The fall of Prachanda’s eight-month-old government was on the cards after his five-party coalition government split vertically over Katawal’s dismissal. While two allies, the Communist Party of Nepal-Unified Marxist Leninist (UML) and Sadbhavana Party, walked out of the government Sunday opposing the dismissal, the two remaining partners, the Madhesi Janadhikar Forum and Communist Party of Nepal (United), boycotted an emergency cabinet Monday, clearly indicating that the Maoists had become isolated.
Soon after the desertions, the opposition, former prime minister Girija Prasad Koirala’s Nepali Congress (NC), asked Prachanda to resign, threatening to bring a no-trust vote in the interim parliament if he tried to stay on with the support of the fringe parties.
Leaving with all guns blazing, the Maoist chief also blamed the opposition and his own allies as well as India for his government’s failure to meet people’s expectations, saying there was a conspiracy to kill Nepal’s “infant republic”.
While he accused the opposition parties of calling strikes at the drop of a hat and obstructing parliament, New Delhi, without being named, was accused of intervention. The Maoist prime minister said that though his government had wanted cordial relations with its neighbours, it would at no cost kow-tow to foreign powers or depend on them to save its seat of power.
With the exit of the Maoists, the UML began parleys with the NC to come up with an alternative government. “The NC could support a UML-led government from outside,” said NC foreign affairs chief and Koirala’s daughter Sujata Koirala. “However, we are stressing on consensus and completion of the peace process within the stipulated time.”

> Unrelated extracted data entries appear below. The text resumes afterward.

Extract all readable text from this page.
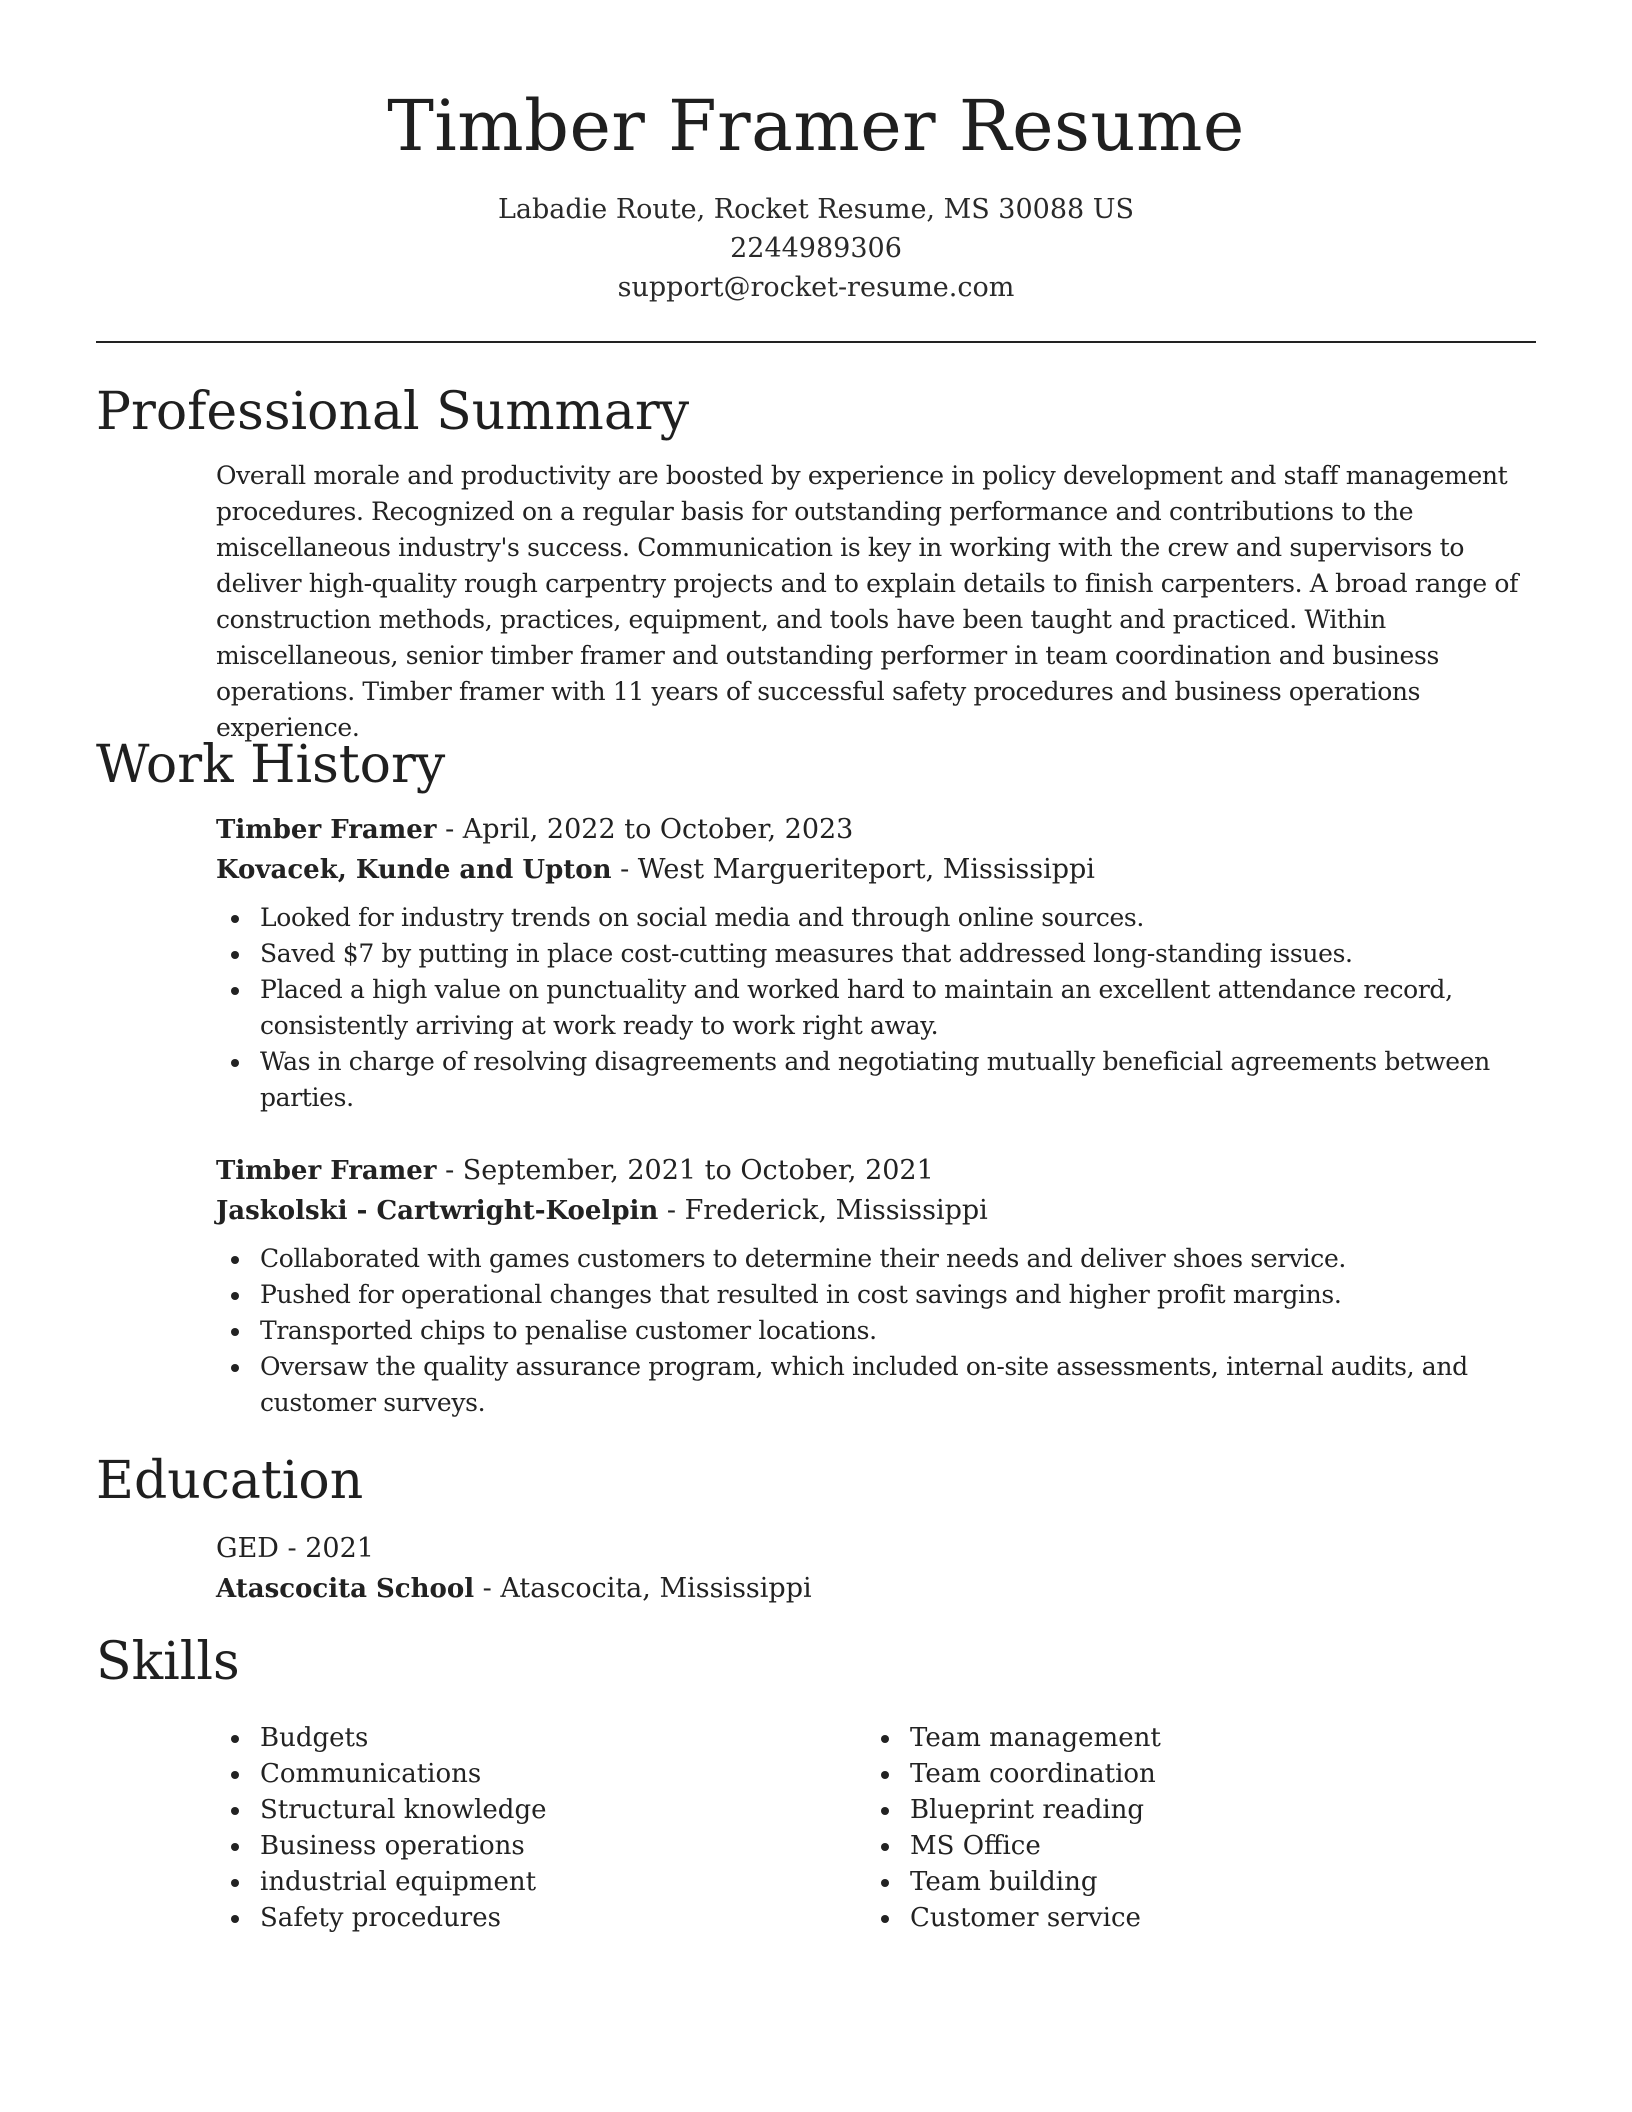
Timber Framer Resume
Labadie Route, Rocket Resume, MS 30088 US
2244989306
support@rocket-resume.com
Professional Summary

Overall morale and productivity are boosted by experience in policy development and staff management procedures. Recognized on a regular basis for outstanding performance and contributions to the miscellaneous industry's success. Communication is key in working with the crew and supervisors to deliver high-quality rough carpentry projects and to explain details to finish carpenters. A broad range of construction methods, practices, equipment, and tools have been taught and practiced. Within miscellaneous, senior timber framer and outstanding performer in team coordination and business operations. Timber framer with 11 years of successful safety procedures and business operations experience.

Work History
Timber Framer - April, 2022 to October, 2023
Kovacek, Kunde and Upton - West Margueriteport, Mississippi
Looked for industry trends on social media and through online sources.
Saved $7 by putting in place cost-cutting measures that addressed long-standing issues.
Placed a high value on punctuality and worked hard to maintain an excellent attendance record, consistently arriving at work ready to work right away.
Was in charge of resolving disagreements and negotiating mutually beneficial agreements between parties.
Timber Framer - September, 2021 to October, 2021
Jaskolski - Cartwright-Koelpin - Frederick, Mississippi
Collaborated with games customers to determine their needs and deliver shoes service.
Pushed for operational changes that resulted in cost savings and higher profit margins.
Transported chips to penalise customer locations.
Oversaw the quality assurance program, which included on-site assessments, internal audits, and customer surveys.
Education
GED - 2021
Atascocita School - Atascocita, Mississippi
Skills
Budgets
Communications
Structural knowledge
Business operations
industrial equipment
Safety procedures
Team management
Team coordination
Blueprint reading
MS Office
Team building
Customer service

UML chief Jhalanath Khanal said his party would convene a meeting of all 25 parliamentary parties, including the Maoists, Tuesday to discuss a consensus government.
While Prachanda is unlikely to rejoin a UML-led cabinet, Maoist Finance Minister Dr Baburam Bhattarai said his party could extend support or even join the new government if it rectified the “unconstitutional measures taken by the president”.
These would include freshly dismissing the army chief, who was reinstated by the president last night, and also removing the president. In his exit address, Prachanda indicated that the Maoists would now start a new struggle against the president.
With anti and pro-Maoist rallies keeping up pressure Monday, the district authorities enforced prohibitory orders near the army headquarters and presidential residence, banning all rallies and demonstrations.
Though there was no immediate reaction from the former royal family, a former aide, who did not want to be named, said deposed crown prince Paras would be delighted with the Maoist humbling. “The threat of a new investigation into the palace massacre that might have implicated his family – rightly or intentionally – is now gone,” he said. “The Maoist exit will also allow Paras to explore the possibility of extending his sphere of influence in Nepal. Maybe now he will launch the party he said he wanted to.”
Ban calls for consensus
“The Secretary-General is seriously concerned about the current political crisis in Nepal centred on the relationship between the Government and the Chief of Army Staff and the possible risks posed to the peace process,” a statement issued by UN Secretary-General Ban Ki-moon's office in New York said. “The Secretary-General calls on all concerned to resolve the crisis through dialogue and consensus, with full respect for the provisions of the constitution.”